During the run up to the French regional and departmental votes across the last week of June, all electors were meant to have received leaflets from the different candidates. Part of this work was contracted out to a delivery company, Adrexo. Many got nothing. This was not just a matter of one lone individual kicking their heels during an extra three days of isolation, it was a direct attack on the democratic rights of French citizens.

As I was hanging onto the phone line hoping for my result, Interior Minister Gérald Darmanin apologised for Adrexo’s “particularly bad” work. Covid restrictions had already drastically limited public activity and face-to-face discussion. Those subcontracted by Darmanin’s ministry consigned to the dustbin, sometimes literally, this last part of the campaigning.

Adrexo is owned by HOPPS, a French conglomerate that aims, according to its own write-up, for “the creation of new industrial models, disrupting established markets and challenging historic monopoly situations … To be a HOPPer is to live every day with the pleasure of discovery, entrepreneurship, with the taste of the new.” It is “above all a human adventure”.

Engels had a saying that has long intrigued me: Freedom is the recognition of necessity. I came across it while a young student and when freedom in life seemed to require rejecting constraints rather than accepting them. Like many a philosophical aphorism that is useful in guiding action instead of filling time with idle contemplation, it explores an essential contradiction of human life.

If we want to enjoy liberty, we need to shoulder the work, the effort, the responsibilities that help make freedom a reality in our lives rather than PR hyperbole on a corporate website. Meaningful freedom is something we collectively create as a shared, fundamental practice of human social relations. We cannot be free without the help of others.
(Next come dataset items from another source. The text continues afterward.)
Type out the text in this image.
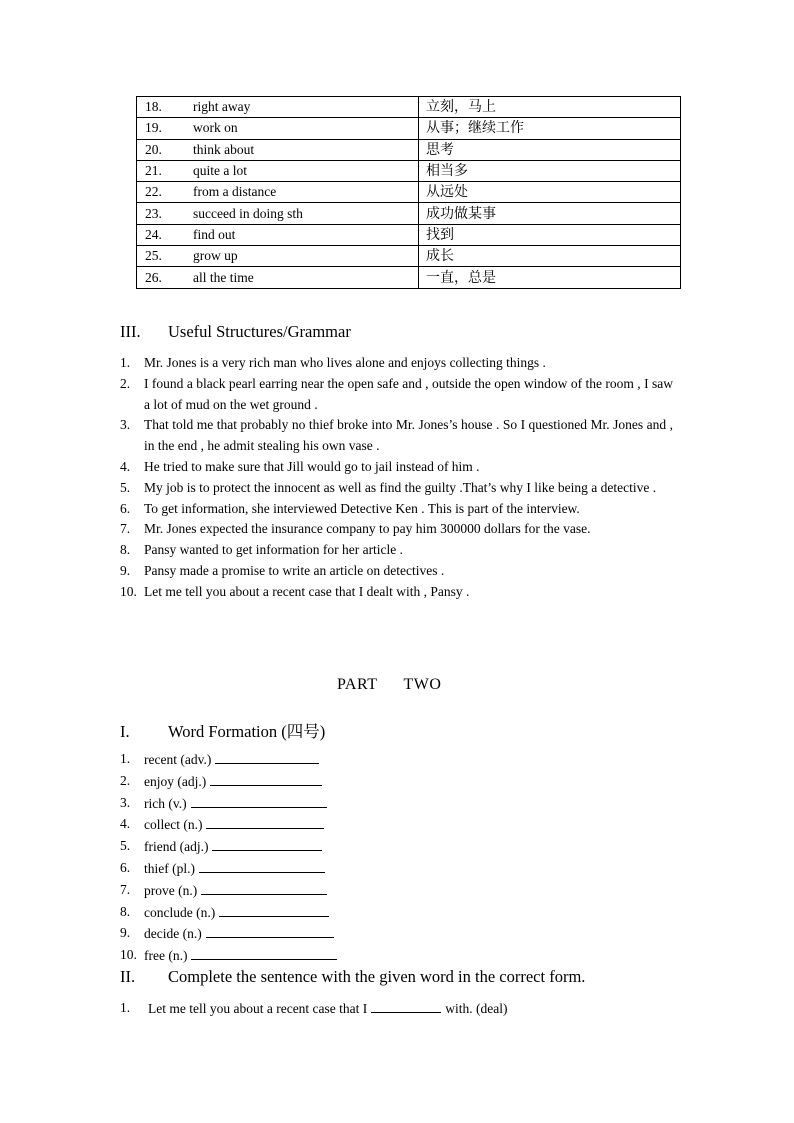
18. right away	立刻，马上
19. work on	从事；继续工作
20. think about	思考
21. quite a lot	相当多
22. from a distance	从远处
23. succeed in doing sth	成功做某事
24. find out	找到
25. grow up	成长
26. all the time	一直，总是
III. Useful Structures/Grammar
1. Mr. Jones is a very rich man who lives alone and enjoys collecting things .
2. I found a black pearl earring near the open safe and , outside the open window of the room , I saw a lot of mud on the wet ground .
3. That told me that probably no thief broke into Mr. Jones’s house . So I questioned Mr. Jones and , in the end , he admit stealing his own vase .
4. He tried to make sure that Jill would go to jail instead of him .
5. My job is to protect the innocent as well as find the guilty .That’s why I like being a detective .
6. To get information, she interviewed Detective Ken . This is part of the interview.
7. Mr. Jones expected the insurance company to pay him 300000 dollars for the vase.
8. Pansy wanted to get information for her article .
9. Pansy made a promise to write an article on detectives .
10. Let me tell you about a recent case that I dealt with , Pansy .
PART TWO
I. Word Formation (四号)
1. recent (adv.)
2. enjoy (adj.)
3. rich (v.)
4. collect (n.)
5. friend (adj.)
6. thief (pl.)
7. prove (n.)
8. conclude (n.)
9. decide (n.)
10. free (n.)
II. Complete the sentence with the given word in the correct form.
1. Let me tell you about a recent case that I	with. (deal)
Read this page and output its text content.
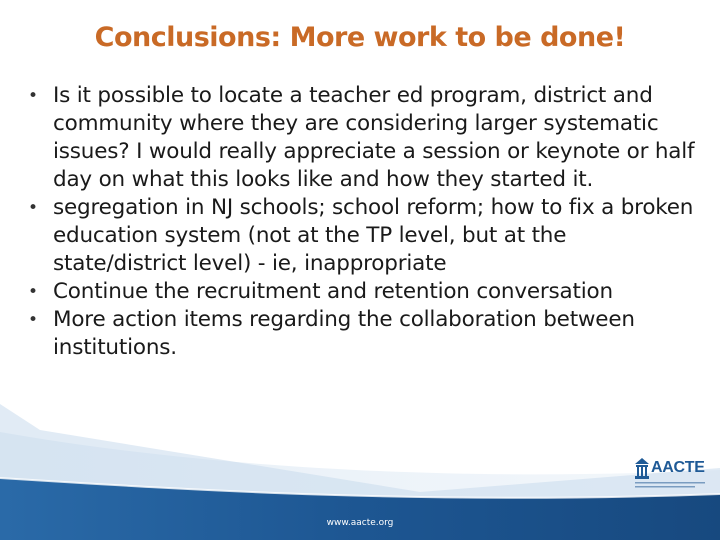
Conclusions: More work to be done!
• Is it possible to locate a teacher ed program, district and community where they are considering larger systematic issues? I would really appreciate a session or keynote or half day on what this looks like and how they started it.
• segregation in NJ schools; school reform; how to fix a broken education system (not at the TP level, but at the state/district level) - ie, inappropriate
• Continue the recruitment and retention conversation
• More action items regarding the collaboration between institutions.
AACTE
www.aacte.org
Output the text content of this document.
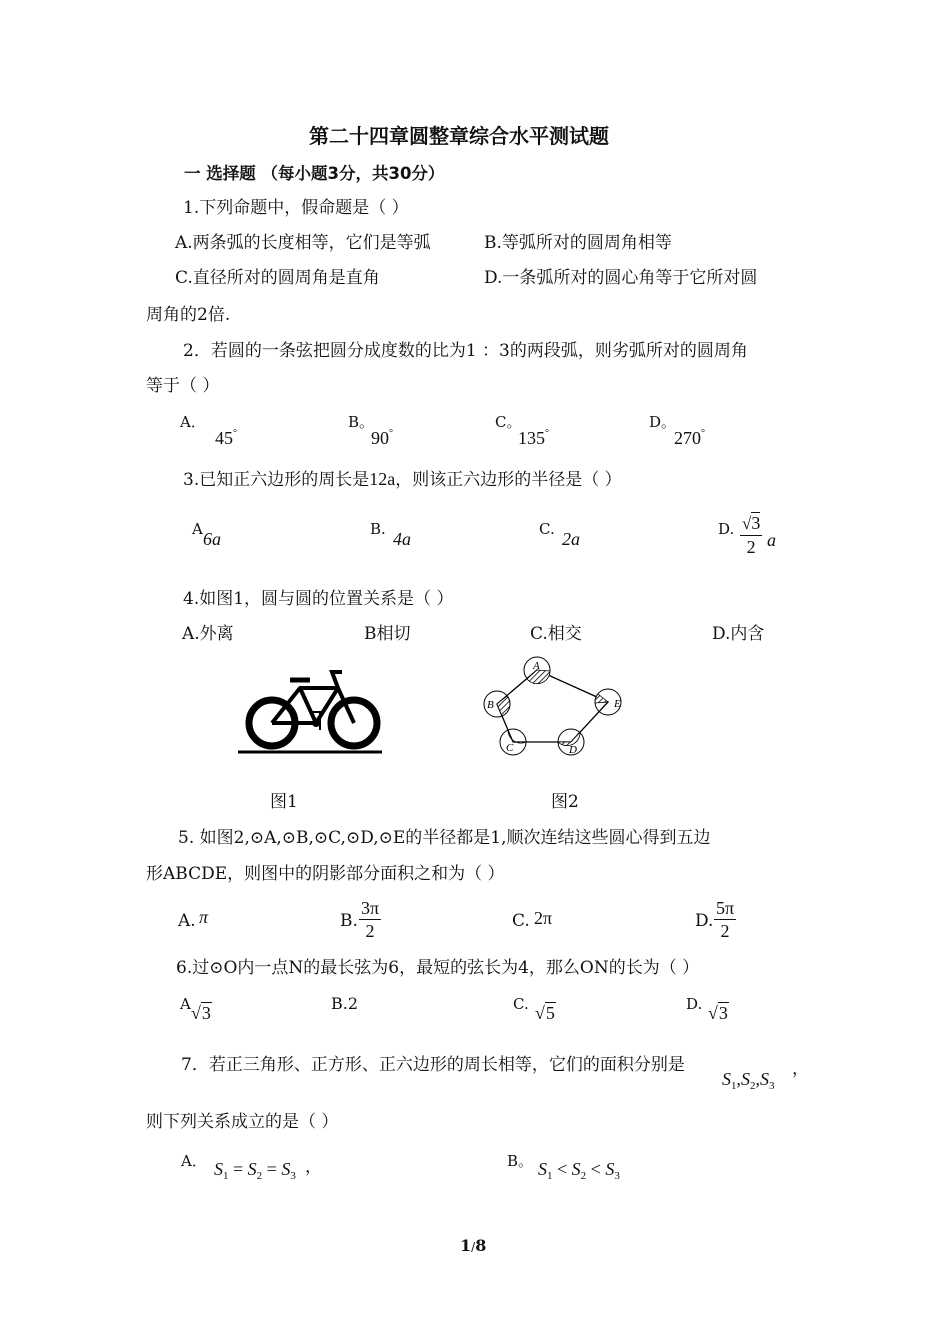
第二十四章圆整章综合水平测试题
一 选择题 （每小题3分，共30分）
1.下列命题中，假命题是（ ）
A.两条弧的长度相等，它们是等弧	B.等弧所对的圆周角相等
C.直径所对的圆周角是直角	D.一条弧所对的圆心角等于它所对圆
周角的2倍.
2．若圆的一条弦把圆分成度数的比为1 ：3的两段弧，则劣弧所对的圆周角
等于（ ）
A．
45°
B。
90°
C。
135°
D。
270°
3.已知正六边形的周长是12a，则该正六边形的半径是（ ）
A 6a	B. 4a	C. 2a	D. $\frac{√3}{2}$ a
4.如图1，圆与圆的位置关系是（ ）
A.外离	B相切	C.相交	D.内含
A
B
C	D
E
图1	图2
5. 如图2,⊙A,⊙B,⊙C,⊙D,⊙E的半径都是1,顺次连结这些圆心得到五边
形ABCDE，则图中的阴影部分面积之和为（ ）
A. π	B. $\frac{3\pi}{2}$	C. 2π	D. $\frac{5\pi}{2}$
6.过⊙O内一点N的最长弦为6，最短的弦长为4，那么ON的长为（ ）
A √3	B.2	C. √5	D. √3
7．若正三角形、正方形、正六边形的周长相等，它们的面积分别是
$S_1,S_2,S_3$
，
则下列关系成立的是（ ）
A． $S_1 = S_2 = S_3$ ，	B。 $S_1 < S_2 < S_3$
1/8
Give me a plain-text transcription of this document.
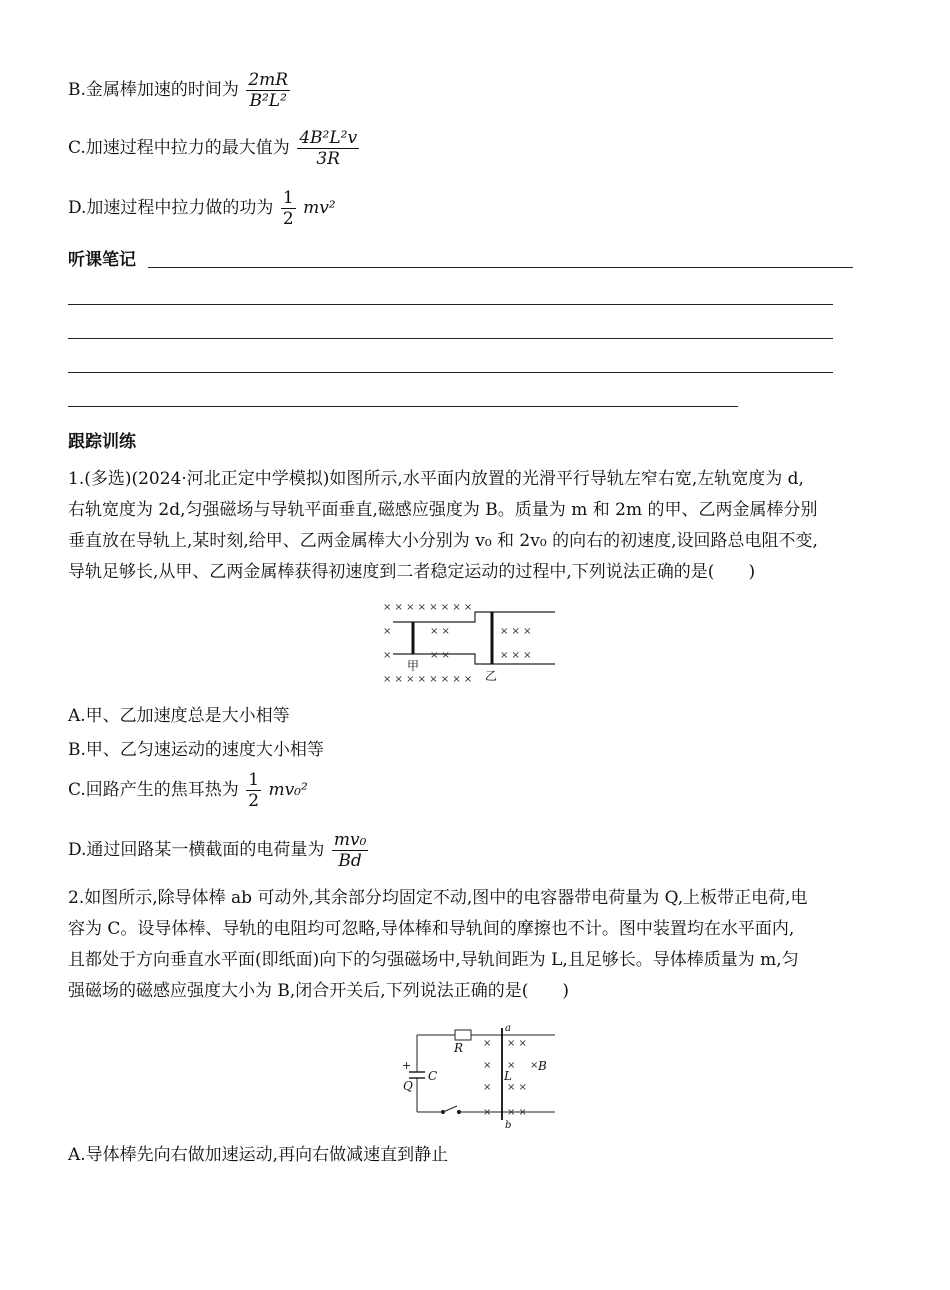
B.金属棒加速的时间为 $\frac{2mR}{\text{B²L²}}$
C.加速过程中拉力的最大值为 $\frac{\text{4B²L²v}}{3R}$
D.加速过程中拉力做的功为 $\frac{1}{2} mv^2$
听课笔记
跟踪训练
1.(多选)(2024·河北正定中学模拟)如图所示,水平面内放置的光滑平行导轨左窄右宽,左轨宽度为 d,
右轨宽度为 2d,匀强磁场与导轨平面垂直,磁感应强度为 B。质量为 m 和 2m 的甲、乙两金属棒分别
垂直放在导轨上,某时刻,给甲、乙两金属棒大小分别为 v₀ 和 2v₀ 的向右的初速度,设回路总电阻不变,
导轨足够长,从甲、乙两金属棒获得初速度到二者稳定运动的过程中,下列说法正确的是(　　)
× × × × × × × ×
×	× ×	× × ×
×	× ×	× × ×
× × × × × × × ×
甲
乙
A.甲、乙加速度总是大小相等
B.甲、乙匀速运动的速度大小相等
C.回路产生的焦耳热为 $\frac{1}{2} mv_0^2$
D.通过回路某一横截面的电荷量为 $\frac{\text{mv₀}}{Bd}$
2.如图所示,除导体棒 ab 可动外,其余部分均固定不动,图中的电容器带电荷量为 Q,上板带正电荷,电
容为 C。设导体棒、导轨的电阻均可忽略,导体棒和导轨间的摩擦也不计。图中装置均在水平面内,
且都处于方向垂直水平面(即纸面)向下的匀强磁场中,导轨间距为 L,且足够长。导体棒质量为 m,匀
强磁场的磁感应强度大小为 B,闭合开关后,下列说法正确的是(　　)
× × ×
× × ×
× × ×
× × ×
R
C
Q
a
b
L
B
+
A.导体棒先向右做加速运动,再向右做减速直到静止
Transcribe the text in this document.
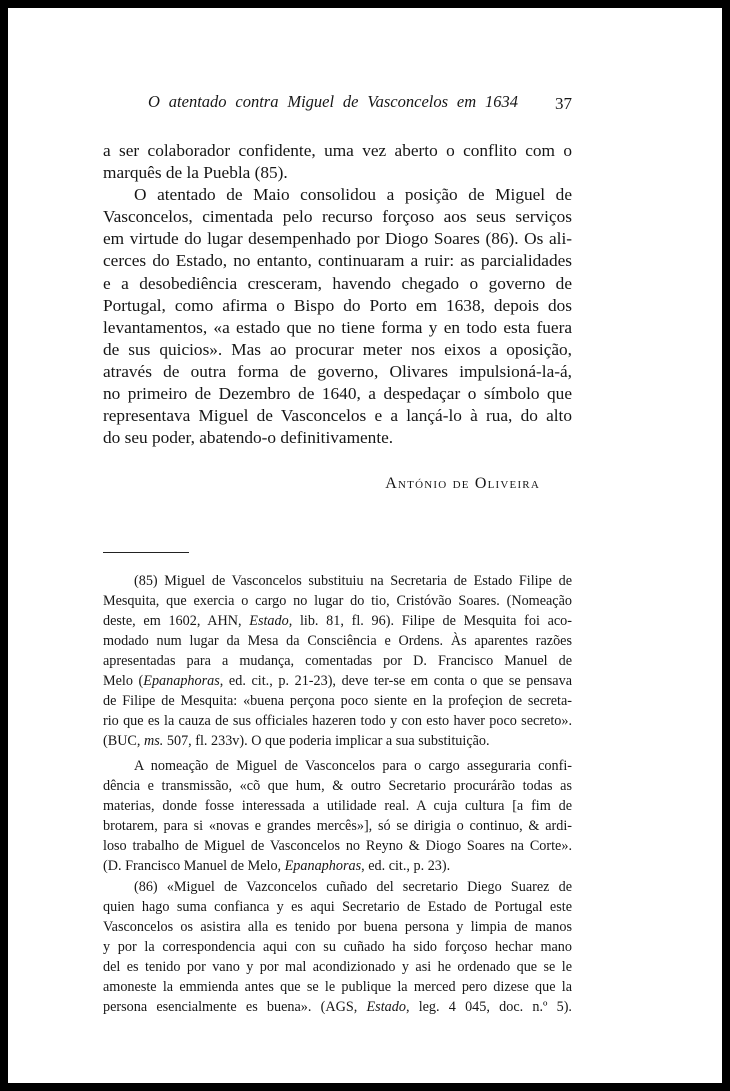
O atentado contra Miguel de Vasconcelos em 1634	37
a ser colaborador confidente, uma vez aberto o conflito com o
marquês de la Puebla (85).
O atentado de Maio consolidou a posição de Miguel de
Vasconcelos, cimentada pelo recurso forçoso aos seus serviços
em virtude do lugar desempenhado por Diogo Soares (86). Os ali-
cerces do Estado, no entanto, continuaram a ruir: as parcialidades
e a desobediência cresceram, havendo chegado o governo de
Portugal, como afirma o Bispo do Porto em 1638, depois dos
levantamentos, «a estado que no tiene forma y en todo esta fuera
de sus quicios». Mas ao procurar meter nos eixos a oposição,
através de outra forma de governo, Olivares impulsioná-la-á,
no primeiro de Dezembro de 1640, a despedaçar o símbolo que
representava Miguel de Vasconcelos e a lançá-lo à rua, do alto
do seu poder, abatendo-o definitivamente.
António de Oliveira
(85) Miguel de Vasconcelos substituiu na Secretaria de Estado Filipe de
Mesquita, que exercia o cargo no lugar do tio, Cristóvão Soares. (Nomeação
deste, em 1602, AHN, Estado, lib. 81, fl. 96). Filipe de Mesquita foi aco-
modado num lugar da Mesa da Consciência e Ordens. Às aparentes razões
apresentadas para a mudança, comentadas por D. Francisco Manuel de
Melo (Epanaphoras, ed. cit., p. 21-23), deve ter-se em conta o que se pensava
de Filipe de Mesquita: «buena perçona poco siente en la profeçion de secreta-
rio que es la cauza de sus officiales hazeren todo y con esto haver poco secreto».
(BUC, ms. 507, fl. 233v). O que poderia implicar a sua substituição.
A nomeação de Miguel de Vasconcelos para o cargo asseguraria confi-
dência e transmissão, «cõ que hum, & outro Secretario procurárão todas as
materias, donde fosse interessada a utilidade real. A cuja cultura [a fim de
brotarem, para si «novas e grandes mercês»], só se dirigia o continuo, & ardi-
loso trabalho de Miguel de Vasconcelos no Reyno & Diogo Soares na Corte».
(D. Francisco Manuel de Melo, Epanaphoras, ed. cit., p. 23).
(86) «Miguel de Vazconcelos cuñado del secretario Diego Suarez de
quien hago suma confianca y es aqui Secretario de Estado de Portugal este
Vasconcelos os asistira alla es tenido por buena persona y limpia de manos
y por la correspondencia aqui con su cuñado ha sido forçoso hechar mano
del es tenido por vano y por mal acondizionado y asi he ordenado que se le
amoneste la emmienda antes que se le publique la merced pero dizese que la
persona esencialmente es buena». (AGS, Estado, leg. 4 045, doc. n.º 5).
HOPPS claims it “creates human relationships” and so “takes part in constructing the future of the world in which we all live”. This, even as it gnaws at the heart of those public services that are the only ultimate protection for harassed staff and needy clients against being made the vulnerable prisoners of a system where figures on a bottom line weigh more than all the marks on cell walls counting down the days to the moment when the door flies open and freedom comes.